The major ad industry associations are reiterating concerns that California's new privacy law is too broad and could restrict loyalty programs that offer discounts to consumers.
We “have notable concerns around the likely negative impact on California consumers and businesses from some of the specific language in the law,” the Association of National Advertisers, American Advertising Federation, Interactive Advertising Bureau, American Association of Advertising Agencies and Network Advertising Initiative say in a letter sent Thursday to California Attorney General Xavier Becerra.
They add that ambiguities in the law “could result in reduced choice and privacy for consumers.”
California's law, passed last year and slated for enforcement in 2020, allows consumers to learn what personal information about them is held by businesses, and to opt out of the sale of that information.
State Attorney General Xavier Becerra, who is tasked with developing regulations, is currently holding forums about the law.
The measure defines personal information as including data that could be linked to particular consumers or households. The ad organizations express concerns in their new letter that the definition is too broad. The ANA has previously argued that any data can theoretically be connected to particular consumers.
The groups add they are also concerned the law could affect loyalty programs. That concern stems from a provision of the measure that prohibits companies from charging higher prices to consumers who opt out of data collection and selling.
But in an apparent ambiguity, the measure allows businesses to offer "financial incentives" -- including cheaper prices -- to consumers who allow their data to be collected and sold.
The industry groups also say Becerra should refine the law's opt-out provisions to allow consumers to opt out of data sharing on a more granular level.

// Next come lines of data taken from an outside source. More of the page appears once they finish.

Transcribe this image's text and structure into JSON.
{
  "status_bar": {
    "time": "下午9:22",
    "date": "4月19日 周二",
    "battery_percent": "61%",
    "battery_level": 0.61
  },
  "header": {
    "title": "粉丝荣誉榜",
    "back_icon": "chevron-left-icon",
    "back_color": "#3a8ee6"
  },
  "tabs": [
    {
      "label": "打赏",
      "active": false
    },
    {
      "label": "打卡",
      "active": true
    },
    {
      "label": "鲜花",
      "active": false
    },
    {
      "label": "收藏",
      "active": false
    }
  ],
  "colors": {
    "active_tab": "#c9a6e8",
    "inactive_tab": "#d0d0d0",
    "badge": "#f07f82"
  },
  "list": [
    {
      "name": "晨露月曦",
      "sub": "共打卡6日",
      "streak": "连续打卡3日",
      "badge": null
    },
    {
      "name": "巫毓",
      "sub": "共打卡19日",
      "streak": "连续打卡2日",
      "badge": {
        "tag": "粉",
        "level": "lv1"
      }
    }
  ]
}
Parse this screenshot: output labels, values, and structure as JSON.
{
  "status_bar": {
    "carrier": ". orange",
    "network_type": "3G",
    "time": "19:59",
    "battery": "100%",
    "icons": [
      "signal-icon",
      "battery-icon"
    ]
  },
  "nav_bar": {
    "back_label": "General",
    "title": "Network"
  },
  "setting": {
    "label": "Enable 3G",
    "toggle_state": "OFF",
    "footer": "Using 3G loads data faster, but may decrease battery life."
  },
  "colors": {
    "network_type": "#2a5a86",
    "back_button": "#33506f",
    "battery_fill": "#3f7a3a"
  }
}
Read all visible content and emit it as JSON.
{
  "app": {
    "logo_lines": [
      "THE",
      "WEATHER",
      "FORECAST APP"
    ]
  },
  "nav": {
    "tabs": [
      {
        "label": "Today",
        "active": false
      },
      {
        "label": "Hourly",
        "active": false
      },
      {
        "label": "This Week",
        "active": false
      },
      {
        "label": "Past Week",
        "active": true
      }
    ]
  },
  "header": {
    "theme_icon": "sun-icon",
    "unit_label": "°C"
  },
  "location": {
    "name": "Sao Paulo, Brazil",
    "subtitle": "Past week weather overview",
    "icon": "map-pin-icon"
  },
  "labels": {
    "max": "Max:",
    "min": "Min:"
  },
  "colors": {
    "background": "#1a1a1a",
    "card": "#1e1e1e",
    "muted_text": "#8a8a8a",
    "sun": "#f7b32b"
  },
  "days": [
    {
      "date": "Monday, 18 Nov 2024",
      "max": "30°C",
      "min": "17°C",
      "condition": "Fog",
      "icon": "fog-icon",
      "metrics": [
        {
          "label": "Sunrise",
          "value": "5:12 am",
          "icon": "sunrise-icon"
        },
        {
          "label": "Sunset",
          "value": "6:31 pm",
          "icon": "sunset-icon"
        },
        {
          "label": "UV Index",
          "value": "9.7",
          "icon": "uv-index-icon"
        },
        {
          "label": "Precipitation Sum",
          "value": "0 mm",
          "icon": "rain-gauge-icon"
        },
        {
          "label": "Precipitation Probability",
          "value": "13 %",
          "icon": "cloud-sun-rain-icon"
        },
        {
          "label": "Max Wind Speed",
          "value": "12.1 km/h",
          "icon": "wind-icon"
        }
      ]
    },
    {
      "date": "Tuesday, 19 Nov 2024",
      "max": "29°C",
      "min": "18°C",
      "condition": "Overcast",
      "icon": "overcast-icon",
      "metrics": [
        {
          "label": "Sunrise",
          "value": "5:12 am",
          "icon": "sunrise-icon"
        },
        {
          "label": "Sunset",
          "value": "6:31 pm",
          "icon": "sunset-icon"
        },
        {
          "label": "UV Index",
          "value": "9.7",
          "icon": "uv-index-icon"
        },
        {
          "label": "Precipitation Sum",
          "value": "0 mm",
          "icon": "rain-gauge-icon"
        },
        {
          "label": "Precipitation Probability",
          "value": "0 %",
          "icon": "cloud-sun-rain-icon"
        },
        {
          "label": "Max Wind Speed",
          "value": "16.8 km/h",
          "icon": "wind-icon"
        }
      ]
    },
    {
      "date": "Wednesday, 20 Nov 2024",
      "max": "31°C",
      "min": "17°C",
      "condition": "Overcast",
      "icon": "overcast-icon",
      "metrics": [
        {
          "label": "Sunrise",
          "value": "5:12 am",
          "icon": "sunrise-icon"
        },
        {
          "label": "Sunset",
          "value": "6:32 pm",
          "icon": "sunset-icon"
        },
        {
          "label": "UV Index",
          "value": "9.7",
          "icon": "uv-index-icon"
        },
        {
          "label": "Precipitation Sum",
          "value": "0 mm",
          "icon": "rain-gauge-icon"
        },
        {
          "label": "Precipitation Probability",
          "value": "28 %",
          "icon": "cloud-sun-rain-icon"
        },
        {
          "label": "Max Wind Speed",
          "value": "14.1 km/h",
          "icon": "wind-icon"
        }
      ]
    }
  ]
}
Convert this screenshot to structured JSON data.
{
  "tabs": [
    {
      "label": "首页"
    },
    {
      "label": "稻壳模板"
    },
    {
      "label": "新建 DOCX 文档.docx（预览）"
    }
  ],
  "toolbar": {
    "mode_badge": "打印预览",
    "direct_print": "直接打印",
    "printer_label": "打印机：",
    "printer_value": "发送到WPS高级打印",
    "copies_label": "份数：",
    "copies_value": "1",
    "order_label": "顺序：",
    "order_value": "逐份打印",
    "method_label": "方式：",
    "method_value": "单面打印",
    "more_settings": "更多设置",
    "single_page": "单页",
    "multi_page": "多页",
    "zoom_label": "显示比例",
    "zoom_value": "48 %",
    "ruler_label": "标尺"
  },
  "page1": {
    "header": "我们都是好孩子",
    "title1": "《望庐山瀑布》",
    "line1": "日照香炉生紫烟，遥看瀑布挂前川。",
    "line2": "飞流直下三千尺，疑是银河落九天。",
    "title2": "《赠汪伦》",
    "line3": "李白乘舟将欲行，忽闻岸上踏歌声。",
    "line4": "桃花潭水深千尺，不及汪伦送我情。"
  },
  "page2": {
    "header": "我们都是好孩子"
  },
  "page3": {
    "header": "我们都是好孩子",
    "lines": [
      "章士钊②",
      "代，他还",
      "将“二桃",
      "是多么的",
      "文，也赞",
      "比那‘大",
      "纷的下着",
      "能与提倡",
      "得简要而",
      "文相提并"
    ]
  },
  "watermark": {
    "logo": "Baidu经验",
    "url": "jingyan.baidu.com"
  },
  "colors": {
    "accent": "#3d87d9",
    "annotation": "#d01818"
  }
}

“The CCPA allow consumers entirely to opt out of the sale of their data or delete their data; but the law does not explicitly permit a business to offer a consumer the choice to delete or opt out regarding some, but not all, of their data,” the groups write. “We request that the AG clarify that businesses may offer reasonable options to consumers to choose the types of 'sales' they want to opt out of, the types of data they want deleted, or to completely opt out -- and not have to just provide an all-or-nothing option.”